淡い雲が、オレンジ色に染まりながら流れていく。
未来。昔の湊くんなら、そんな言葉さえ口にしなかったかもしれない。
でも今は、『そこに向かっている』確かな感じがある。
帰り道。
いつものように並んで歩く。落ちた日が、長く影を引いていた。
「疲れたけど、ちょっと楽しかったな」
そうつぶやいたのは湊くん。
「うん。……『ふつう』って、いいよね」
「ふつう?」
「なにもない放課後に、ちょっとバカみたいに笑ったり、手伝ったり、つまずいたり。

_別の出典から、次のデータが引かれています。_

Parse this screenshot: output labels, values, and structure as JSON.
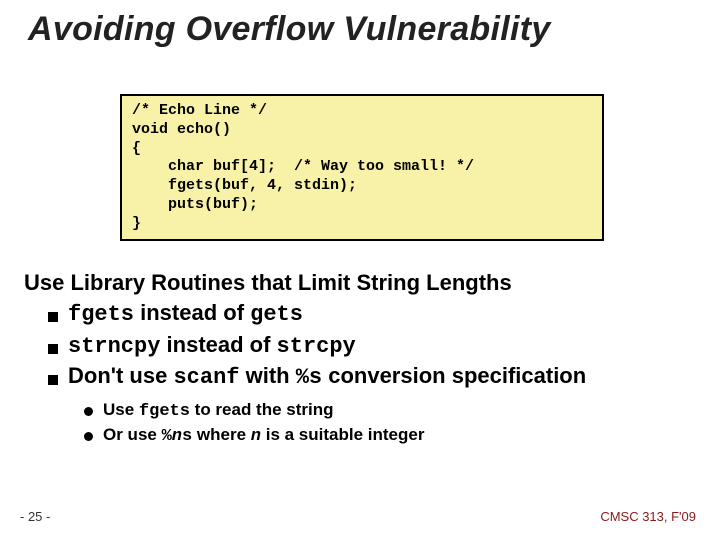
{
  "title": "Avoiding Overflow Vulnerability",
  "code": {
    "l1": "/* Echo Line */",
    "l2": "void echo()",
    "l3": "{",
    "l4": "    char buf[4];  /* Way too small! */",
    "l5": "    fgets(buf, 4, stdin);",
    "l6": "    puts(buf);",
    "l7": "}"
  },
  "section_heading": "Use Library Routines that Limit String Lengths",
  "bullets1": {
    "a_pre": "",
    "a_code1": "fgets",
    "a_mid": " instead of ",
    "a_code2": "gets",
    "b_code1": "strncpy",
    "b_mid": " instead of ",
    "b_code2": "strcpy",
    "c_pre": "Don't use ",
    "c_code1": "scanf",
    "c_mid": " with ",
    "c_code2": "%s",
    "c_post": " conversion specification"
  },
  "bullets2": {
    "a_pre": "Use ",
    "a_code": "fgets",
    "a_post": " to read the string",
    "b_pre": "Or use ",
    "b_code": "%",
    "b_var": "n",
    "b_code2": "s",
    "b_mid": " where ",
    "b_var2": "n",
    "b_post": " is a suitable integer"
  },
  "footer": {
    "left": "- 25 -",
    "right": "CMSC 313, F'09"
  }
}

そういうの、ずっと遠い世界のことだと思ってた」
そう話す彼の声は、どこかあたたかかった。
その横顔をちらりと見たら、ほんの少し、頬がゆるんでいた。
『ふつう』のなかに、小さな『希望』がある。
そんなこと、きっと湊くんは初めて知ったんだろう。
それが、私にはたまらなく嬉しかった。
「ねぇ、湊くん」
「ん?」
「……未来のこと、怖いって思う?」
彼は少し黙ったあとで、こう答えた。
「前はずっと怖かった。思い出すのも、進むのも。でも今は、少しだけ……気になるかな。怖いけど、見てみたいって思う」
私は小さくうなずく。
「そっか。……じゃあ、一緒に進んでいこう。見に行こうよ。ゆっくりでいいからさ」
帰宅後、私は机に向かって、手帳のすみっこに小さく書き残した。
『少しずつ、未来へ。傷の跡があるからこそ、やさしくなれる未来を』
書いた文字を見て、私は少しだけ笑った。まだ不安もある。夢の中の影は、完全には消えていない。
でも今は、それさえも受け入れながら歩いていける気がする。
湊くんの時間が、また一歩、前に進んだ。
それは、私にとっても確かな希望だった。